The problems of climate and development must be addressed together. Protection of the Earth’s climate requires the cooperation of all; it cannot be imposed on an unequal world by an affluent minority.

Meanwhile, development has to acknowledge and progress in a climate-constrained environment, mitigating global warming with low-carbon economic growth while adapting to the irreversible consequences of climate change.

These interrelated challenges should frame the economic agenda for our times. Yet, they have received far too little attention from economists as inter-connected phenomena.

Climate economics, in particular, frequently ignores questions of international equity, assuming little or no change in the relative positions of rich and poor nations. Economic models which presume “inequality as usual” cannot address the related problems of climate and development, let alone propose viable and acceptable solutions.

Analysis and solutions must integrate and address climate and development concerns; its “optimal” policy scenarios provide climate protection while rapidly reducing global inequality. Indeed, inclusive and rapid development is supportive of and essential to the best sustainable climate solutions.

Global warming is threatening people and development in many countries. The vicious circles generating climate change are becoming stronger, with the emergence of new threats and the intensification of existing threats, such as the water challenge.

Hence, solutions to the climate threat are not acceptable if they fail to address these challenges, or worse still, widen existing gaps between rich and poor. A good deal of the current policy discussion sees the problem in incremental terms and ignores the different challenges faced by rich and poor countries.

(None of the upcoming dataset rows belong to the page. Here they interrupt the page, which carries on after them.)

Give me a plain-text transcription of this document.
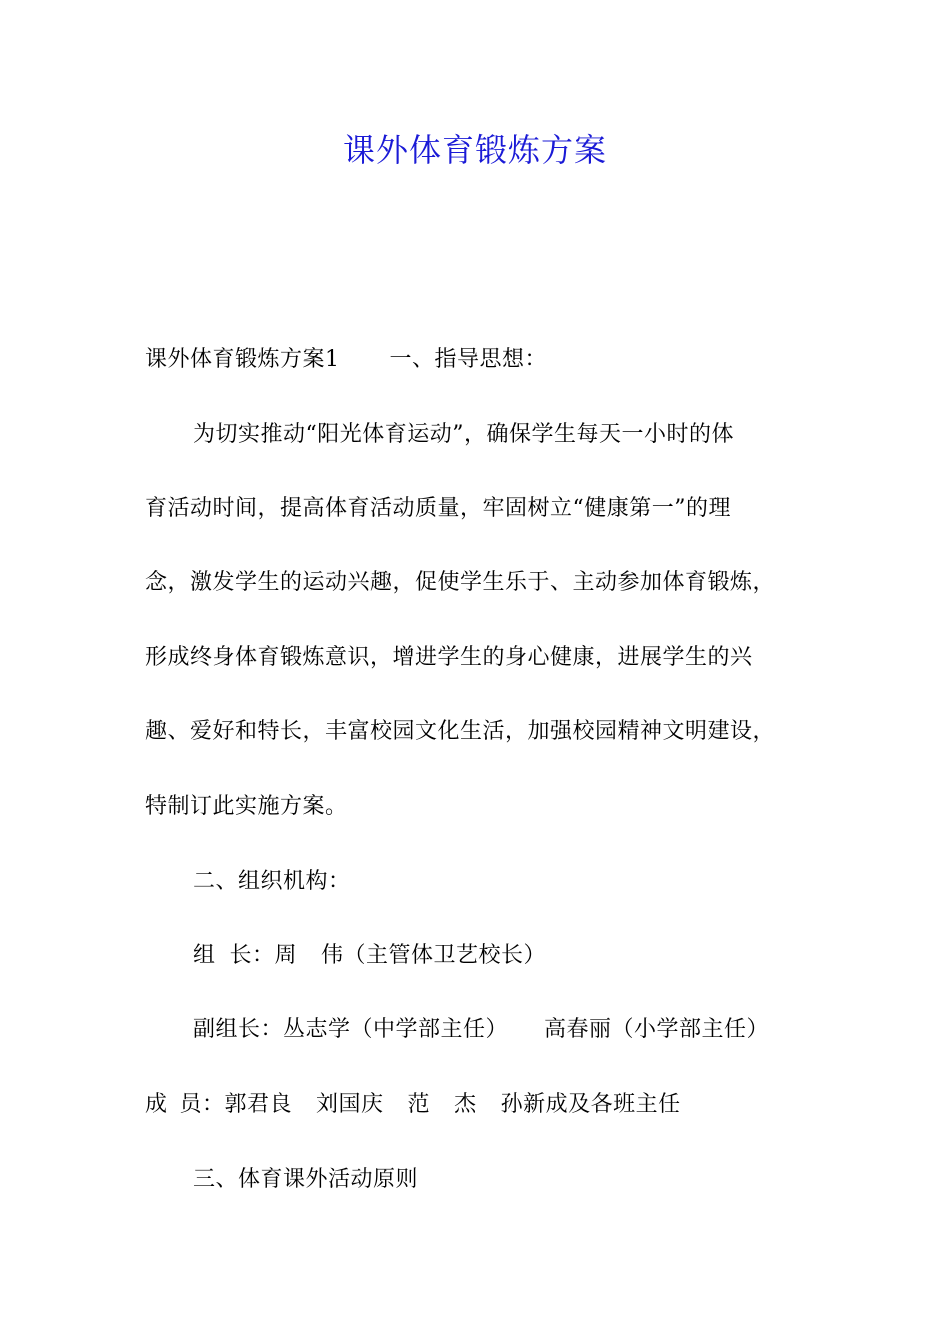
课外体育锻炼方案
课外体育锻炼方案1 一、指导思想：
为切实推动“阳光体育运动”，确保学生每天一小时的体
育活动时间，提高体育活动质量，牢固树立“健康第一”的理
念，激发学生的运动兴趣，促使学生乐于、主动参加体育锻炼，
形成终身体育锻炼意识，增进学生的身心健康，进展学生的兴
趣、爱好和特长，丰富校园文化生活，加强校园精神文明建设，
特制订此实施方案。
二、组织机构：
组 长：周 伟（主管体卫艺校长）
副组长：丛志学（中学部主任） 高春丽（小学部主任）
成 员：郭君良 刘国庆 范 杰 孙新成及各班主任
三、体育课外活动原则
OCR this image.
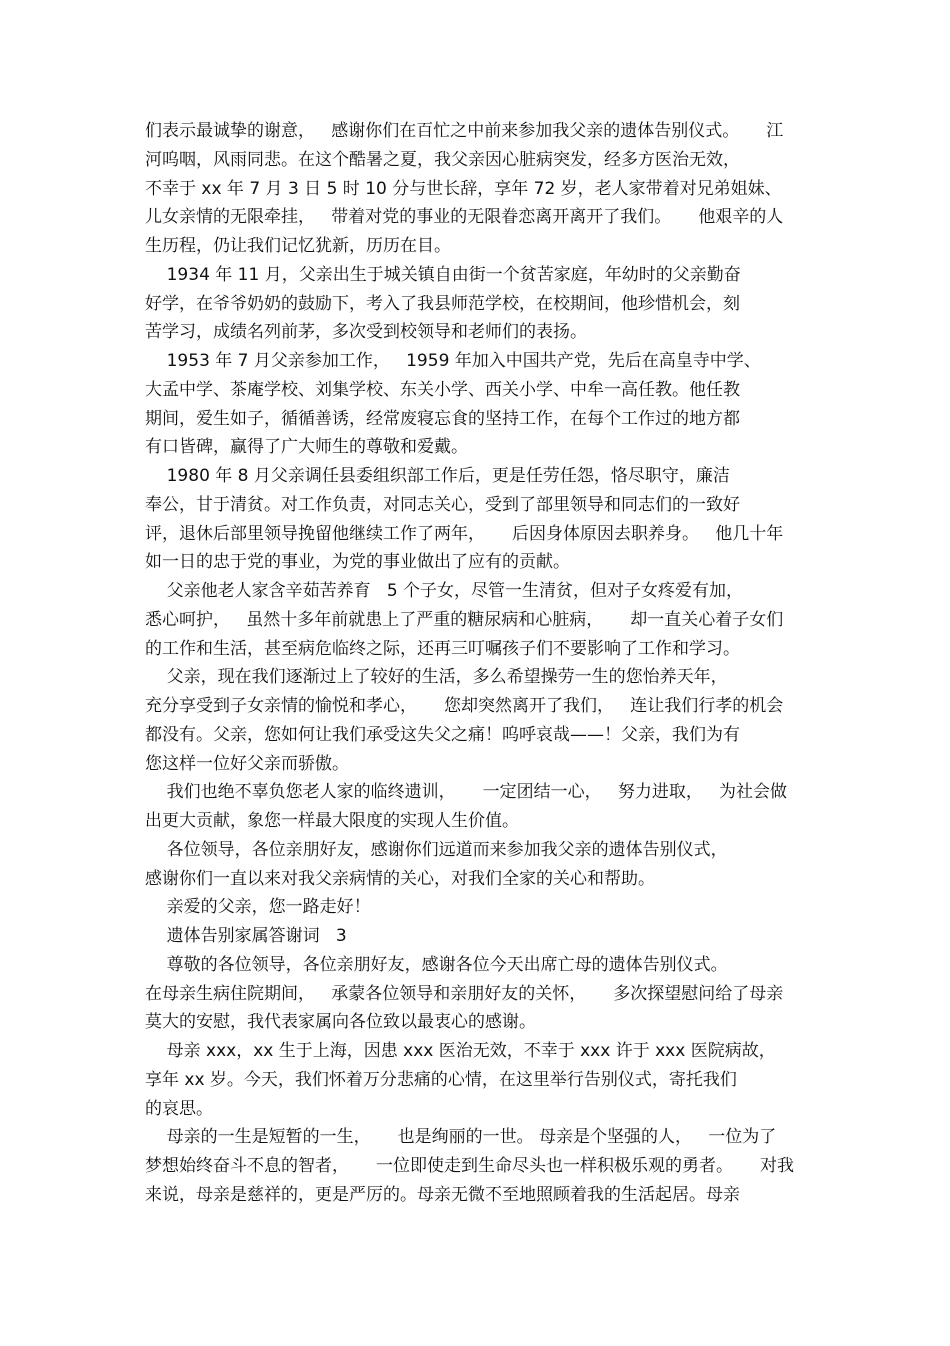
们表示最诚挚的谢意，   感谢你们在百忙之中前来参加我父亲的遗体告别仪式。     江
河呜咽，风雨同悲。在这个酷暑之夏，我父亲因心脏病突发，经多方医治无效，
不幸于 xx 年 7 月 3 日 5 时 10 分与世长辞，享年 72 岁，老人家带着对兄弟姐妹、
儿女亲情的无限牵挂，   带着对党的事业的无限眷恋离开离开了我们。     他艰辛的人
生历程，仍让我们记忆犹新，历历在目。
1934 年 11 月，父亲出生于城关镇自由街一个贫苦家庭，年幼时的父亲勤奋
好学，在爷爷奶奶的鼓励下，考入了我县师范学校，在校期间，他珍惜机会，刻
苦学习，成绩名列前茅，多次受到校领导和老师们的表扬。
1953 年 7 月父亲参加工作，   1959 年加入中国共产党，先后在高皇寺中学、
大孟中学、茶庵学校、刘集学校、东关小学、西关小学、中牟一高任教。他任教
期间，爱生如子，循循善诱，经常废寝忘食的坚持工作，在每个工作过的地方都
有口皆碑，赢得了广大师生的尊敬和爱戴。
1980 年 8 月父亲调任县委组织部工作后，更是任劳任怨，恪尽职守，廉洁
奉公，甘于清贫。对工作负责，对同志关心，受到了部里领导和同志们的一致好
评，退休后部里领导挽留他继续工作了两年，     后因身体原因去职养身。   他几十年
如一日的忠于党的事业，为党的事业做出了应有的贡献。
父亲他老人家含辛茹苦养育   5 个子女，尽管一生清贫，但对子女疼爱有加，
悉心呵护，   虽然十多年前就患上了严重的糖尿病和心脏病，     却一直关心着子女们
的工作和生活，甚至病危临终之际，还再三叮嘱孩子们不要影响了工作和学习。
父亲，现在我们逐渐过上了较好的生活，多么希望操劳一生的您怡养天年，
充分享受到子女亲情的愉悦和孝心，     您却突然离开了我们，   连让我们行孝的机会
都没有。父亲，您如何让我们承受这失父之痛！呜呼哀哉——！父亲，我们为有
您这样一位好父亲而骄傲。
我们也绝不辜负您老人家的临终遗训，     一定团结一心，   努力进取，   为社会做
出更大贡献，象您一样最大限度的实现人生价值。
各位领导，各位亲朋好友，感谢你们远道而来参加我父亲的遗体告别仪式，
感谢你们一直以来对我父亲病情的关心，对我们全家的关心和帮助。
亲爱的父亲，您一路走好！
遗体告别家属答谢词   3
尊敬的各位领导，各位亲朋好友，感谢各位今天出席亡母的遗体告别仪式。
在母亲生病住院期间，   承蒙各位领导和亲朋好友的关怀，     多次探望慰问给了母亲
莫大的安慰，我代表家属向各位致以最衷心的感谢。
母亲 xxx，xx 生于上海，因患 xxx 医治无效，不幸于 xxx 许于 xxx 医院病故，
享年 xx 岁。今天，我们怀着万分悲痛的心情，在这里举行告别仪式，寄托我们
的哀思。
母亲的一生是短暂的一生，     也是绚丽的一世。 母亲是个坚强的人，   一位为了
梦想始终奋斗不息的智者，     一位即使走到生命尽头也一样积极乐观的勇者。     对我
来说，母亲是慈祥的，更是严厉的。母亲无微不至地照顾着我的生活起居。母亲
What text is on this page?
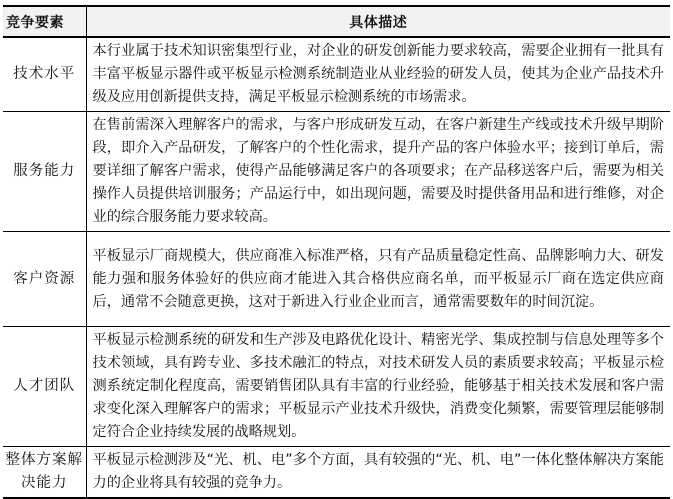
竞争要素	具体描述
技术水平	本行业属于技术知识密集型行业，对企业的研发创新能力要求较高，需要企业拥有一批具有丰富平板显示器件或平板显示检测系统制造业从业经验的研发人员，使其为企业产品技术升级及应用创新提供支持，满足平板显示检测系统的市场需求。
服务能力	在售前需深入理解客户的需求，与客户形成研发互动，在客户新建生产线或技术升级早期阶段，即介入产品研发，了解客户的个性化需求，提升产品的客户体验水平；接到订单后，需要详细了解客户需求，使得产品能够满足客户的各项要求；在产品移送客户后，需要为相关操作人员提供培训服务；产品运行中，如出现问题，需要及时提供备用品和进行维修，对企业的综合服务能力要求较高。
客户资源	平板显示厂商规模大，供应商准入标准严格，只有产品质量稳定性高、品牌影响力大、研发能力强和服务体验好的供应商才能进入其合格供应商名单，而平板显示厂商在选定供应商后，通常不会随意更换，这对于新进入行业企业而言，通常需要数年的时间沉淀。
人才团队	平板显示检测系统的研发和生产涉及电路优化设计、精密光学、集成控制与信息处理等多个技术领域，具有跨专业、多技术融汇的特点，对技术研发人员的素质要求较高；平板显示检测系统定制化程度高，需要销售团队具有丰富的行业经验，能够基于相关技术发展和客户需求变化深入理解客户的需求；平板显示产业技术升级快，消费变化频繁，需要管理层能够制定符合企业持续发展的战略规划。
整体方案解决能力	平板显示检测涉及“光、机、电”多个方面，具有较强的“光、机、电”一体化整体解决方案能力的企业将具有较强的竞争力。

The climate problem cannot simply be addressed by across-the-board uniform greenhouse gas (GHG) emission cuts by all countries from their present levels. The required response needs to be tailored, with a better sense of the size and nature of economic adjustments involved in moving to low-GHG emission development pathways. Such pathways will have to be combined with the goals of full employment and energy security in the North as well as catch-up growth and improved energy access in the South.

Long-term management of economic and natural resources in a more inclusive and sustainable manner is key. We cannot rely purely on markets, especially when changes are expected to be large-scale, returns are uncertain and complementarities are significant.

We need a vital public policy and public investment agenda, with strong multilateral support built around a global investment programme to fight climate change. Many investments will have to be front-loaded (i.e., scaled up now, rather than by 2030 or so) and undertaken by the public sector.

More integrated policy responses, at both domestic and multilateral levels, to tackle the interrelated threats will be needed. A range of possible multilateral measures in support of a global investment programme will be necessary, including a global clean energy fund, a global feed-in tariff regime in support of renewable energy sources, a climate technology programme and a more balanced intellectual property regime to facilitate the transfer of clean technologies. A global green New Deal will have to be built around a global investment programme and more integrated policy responses.